Rimaniamo colpiti da un inizio particolare e non affine al testo dell’irlandese: il sipario della Pergola, infatti, è chiuso, permettendo a Clov/Sturno di uscire in proscenio con una sveglia che scandisce il tempo, senza definirlo, in un loop infinito che cadenza la routine dei due. Uno l’opposto dell’altro, Hamm e Clov: il primo, infermo e obbligato su una sedia a rotelle, il secondo, capace di muoversi, ma legato da un rapporto indissolubile con l’altro e, nonostante la voglia di andarsene, l’impossibilità di tradurre in pratica tale proposito. Costretti all’interno di un bunker post-atomico dalle tonalità verdi e marroni, la coppia conduce una vita che è sempre la stessa, con le solite mosse: l’unico rapporto con l’esterno è dato da due finestre poste ai lati, dalle quali non si vede nessuna presenza umana (se non al termine dell’opera).
Mauri e Sturno non sono alla loro prima messinscena beckettiana, da anni s’adoprano a proporre i testi del Nobel irlandese: a tal proposito, ricordiamo il percorso multimediale (ideato con la collaborazione di Baracco) integralmente dedicato all’autore, dal non casuale titolo En attendant Beckett, presentato, sempre alla Pergola, il 5 gennaio appena trascorso. Un legame poetico, quindi, di lunga data fa da sfondo a questo Finale di Partita, presupposto ottimale per inscenare il tran-tran paradossale e asfittico della vita della coppia tratteggiata nel testo. Una recitazione naturalistica quella proposta da Baracco, ben diversa dallo stile Buster Keaton/Charlie Chaplin ideato nella mente del drammaturgo durante la stesura del testo. Le battute si susseguono senza grandi balzi comici, il riso nello spettatore si ha solo per le espressioni legate alla ripetizione già insite nel copione di partenza.
Adeguata controparte sono Nell e Nagg, i genitori che durante un incidente hanno perduto le gambe: il drammaturgo li pone all’interno di altrettanti bidoni della spazzatura, qui diventati autentiche “gabbie” per l’immondizia, estratte dalla scenografia come fossero cassetti. La peculiarità dei due interpreti, Elisa di Eusanio e Mauro Mandolini, è di essere totalmente nudi, particolare che interpretiamo come segno della loro identità di progenitori all’interno della piéce, sorta di Adamo ed Eva beckettiani.

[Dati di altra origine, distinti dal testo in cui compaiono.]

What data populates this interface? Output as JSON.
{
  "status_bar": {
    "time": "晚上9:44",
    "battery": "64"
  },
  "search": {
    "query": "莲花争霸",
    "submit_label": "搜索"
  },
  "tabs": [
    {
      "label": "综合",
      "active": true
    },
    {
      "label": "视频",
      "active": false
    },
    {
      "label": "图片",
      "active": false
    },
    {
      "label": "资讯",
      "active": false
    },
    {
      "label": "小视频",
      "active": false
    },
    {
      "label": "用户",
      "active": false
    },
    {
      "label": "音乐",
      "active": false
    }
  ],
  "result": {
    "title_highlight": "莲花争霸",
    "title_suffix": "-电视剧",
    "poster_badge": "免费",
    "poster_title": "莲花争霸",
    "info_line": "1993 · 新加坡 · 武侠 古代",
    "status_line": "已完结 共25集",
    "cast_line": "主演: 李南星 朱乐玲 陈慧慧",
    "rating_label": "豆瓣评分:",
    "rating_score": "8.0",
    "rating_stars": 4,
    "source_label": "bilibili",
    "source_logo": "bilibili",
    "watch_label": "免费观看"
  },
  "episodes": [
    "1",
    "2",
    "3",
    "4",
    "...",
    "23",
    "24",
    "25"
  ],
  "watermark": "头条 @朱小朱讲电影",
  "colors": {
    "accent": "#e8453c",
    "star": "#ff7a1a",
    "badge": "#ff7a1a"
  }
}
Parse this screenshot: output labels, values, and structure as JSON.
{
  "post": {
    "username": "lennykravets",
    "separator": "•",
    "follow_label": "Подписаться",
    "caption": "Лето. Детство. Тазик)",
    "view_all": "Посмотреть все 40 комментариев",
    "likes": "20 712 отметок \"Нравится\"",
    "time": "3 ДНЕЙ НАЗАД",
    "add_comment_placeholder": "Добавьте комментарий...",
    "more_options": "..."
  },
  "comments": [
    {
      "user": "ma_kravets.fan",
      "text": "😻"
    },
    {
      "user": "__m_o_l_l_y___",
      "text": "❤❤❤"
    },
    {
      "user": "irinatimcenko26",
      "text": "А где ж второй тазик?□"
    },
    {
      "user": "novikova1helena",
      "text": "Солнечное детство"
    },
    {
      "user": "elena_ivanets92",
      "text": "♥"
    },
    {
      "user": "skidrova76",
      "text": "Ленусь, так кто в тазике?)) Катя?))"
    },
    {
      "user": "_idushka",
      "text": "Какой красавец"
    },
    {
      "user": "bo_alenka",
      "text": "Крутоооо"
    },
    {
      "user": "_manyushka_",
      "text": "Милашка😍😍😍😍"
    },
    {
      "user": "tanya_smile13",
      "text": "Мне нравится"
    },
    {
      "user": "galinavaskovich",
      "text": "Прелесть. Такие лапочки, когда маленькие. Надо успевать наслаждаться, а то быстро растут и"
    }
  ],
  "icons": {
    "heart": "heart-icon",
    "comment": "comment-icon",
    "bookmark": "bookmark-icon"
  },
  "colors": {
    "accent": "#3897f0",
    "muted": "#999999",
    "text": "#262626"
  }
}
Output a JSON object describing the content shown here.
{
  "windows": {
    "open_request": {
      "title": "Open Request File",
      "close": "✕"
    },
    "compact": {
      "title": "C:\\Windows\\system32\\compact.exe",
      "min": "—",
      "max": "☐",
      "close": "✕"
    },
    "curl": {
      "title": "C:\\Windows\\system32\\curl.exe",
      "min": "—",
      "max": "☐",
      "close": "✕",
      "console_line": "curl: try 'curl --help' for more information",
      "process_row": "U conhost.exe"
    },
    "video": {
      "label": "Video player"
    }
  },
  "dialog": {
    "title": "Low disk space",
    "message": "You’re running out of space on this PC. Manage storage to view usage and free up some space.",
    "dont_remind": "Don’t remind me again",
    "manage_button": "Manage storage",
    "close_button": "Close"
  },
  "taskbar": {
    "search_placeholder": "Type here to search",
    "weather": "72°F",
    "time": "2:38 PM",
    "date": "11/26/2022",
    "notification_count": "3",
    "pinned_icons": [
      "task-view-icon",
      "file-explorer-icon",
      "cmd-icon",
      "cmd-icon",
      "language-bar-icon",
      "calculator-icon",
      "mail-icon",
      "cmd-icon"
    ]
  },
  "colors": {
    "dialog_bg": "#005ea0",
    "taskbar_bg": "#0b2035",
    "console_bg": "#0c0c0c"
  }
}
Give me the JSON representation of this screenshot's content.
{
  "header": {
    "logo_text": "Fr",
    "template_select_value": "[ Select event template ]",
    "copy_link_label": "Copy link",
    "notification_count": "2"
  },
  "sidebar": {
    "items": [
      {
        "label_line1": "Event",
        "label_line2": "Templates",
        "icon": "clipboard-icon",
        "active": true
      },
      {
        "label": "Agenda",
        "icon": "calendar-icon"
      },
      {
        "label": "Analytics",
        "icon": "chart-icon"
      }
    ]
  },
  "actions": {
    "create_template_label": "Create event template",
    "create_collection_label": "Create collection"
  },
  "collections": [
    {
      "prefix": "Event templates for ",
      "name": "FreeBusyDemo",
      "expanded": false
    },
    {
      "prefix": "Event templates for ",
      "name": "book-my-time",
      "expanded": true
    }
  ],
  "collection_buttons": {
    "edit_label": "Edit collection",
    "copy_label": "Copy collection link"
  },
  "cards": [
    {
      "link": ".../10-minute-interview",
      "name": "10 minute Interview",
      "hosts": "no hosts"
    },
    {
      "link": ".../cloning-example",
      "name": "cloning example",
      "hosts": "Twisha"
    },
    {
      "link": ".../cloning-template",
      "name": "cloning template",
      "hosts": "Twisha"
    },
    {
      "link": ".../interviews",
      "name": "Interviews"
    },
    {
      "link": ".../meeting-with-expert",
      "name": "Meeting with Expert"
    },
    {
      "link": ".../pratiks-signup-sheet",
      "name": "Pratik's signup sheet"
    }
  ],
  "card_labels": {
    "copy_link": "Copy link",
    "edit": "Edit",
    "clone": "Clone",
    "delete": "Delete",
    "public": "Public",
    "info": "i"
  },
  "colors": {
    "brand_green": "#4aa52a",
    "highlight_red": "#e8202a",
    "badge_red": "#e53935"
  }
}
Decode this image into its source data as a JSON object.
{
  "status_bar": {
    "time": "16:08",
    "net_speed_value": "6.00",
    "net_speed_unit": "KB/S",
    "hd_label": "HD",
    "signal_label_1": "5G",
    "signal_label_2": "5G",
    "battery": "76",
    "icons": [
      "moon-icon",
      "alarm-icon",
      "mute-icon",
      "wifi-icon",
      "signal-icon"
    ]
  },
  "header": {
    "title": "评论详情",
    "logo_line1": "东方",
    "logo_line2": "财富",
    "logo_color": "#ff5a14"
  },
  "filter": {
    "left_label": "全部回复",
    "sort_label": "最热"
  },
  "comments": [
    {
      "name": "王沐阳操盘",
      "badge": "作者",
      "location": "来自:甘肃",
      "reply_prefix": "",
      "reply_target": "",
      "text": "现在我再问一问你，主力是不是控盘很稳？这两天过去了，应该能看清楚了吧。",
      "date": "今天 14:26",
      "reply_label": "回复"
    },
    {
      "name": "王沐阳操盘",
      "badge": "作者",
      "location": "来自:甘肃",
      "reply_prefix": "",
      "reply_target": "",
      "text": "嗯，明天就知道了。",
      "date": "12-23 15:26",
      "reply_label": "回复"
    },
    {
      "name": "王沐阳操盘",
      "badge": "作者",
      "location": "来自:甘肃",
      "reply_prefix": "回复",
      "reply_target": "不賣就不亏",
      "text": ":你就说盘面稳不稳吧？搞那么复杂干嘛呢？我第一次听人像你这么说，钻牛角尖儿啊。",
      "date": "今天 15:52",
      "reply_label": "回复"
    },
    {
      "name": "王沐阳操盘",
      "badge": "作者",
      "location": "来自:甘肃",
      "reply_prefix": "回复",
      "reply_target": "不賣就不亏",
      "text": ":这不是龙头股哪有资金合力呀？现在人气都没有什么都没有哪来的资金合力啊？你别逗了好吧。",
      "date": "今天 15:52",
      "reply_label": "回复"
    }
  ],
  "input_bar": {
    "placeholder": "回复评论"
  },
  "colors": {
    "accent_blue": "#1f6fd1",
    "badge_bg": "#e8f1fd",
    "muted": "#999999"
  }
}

Al di là di questi due accorgimenti, la regia di Baracco è piuttosto aderente alla drammaturgia di partenza: nessun rischio nell’introduzione di elementi moderni, come fece Giancarlo Cauteruccio con il DDT per l’insetticida, o Carlo Cecchi con l’Oro Saiwa per il biscotto classico. Ci verrebbe da chiederci se questa scelta sia veramente voluta o se sia una sorta di soggezione, legittima, nei confronti della voce autoriale, che impone tramite le fitte didascalie, poca libertà di interpretazione.
Un allestimento da manuale, ottimo per avvicinare un nuovo pubblico a un lavoro ricco di sottotesti che, nel loro essere inespressi, rivelano una incomunicabilità dell’essere umano, in questo caso, spinta al caso estremo.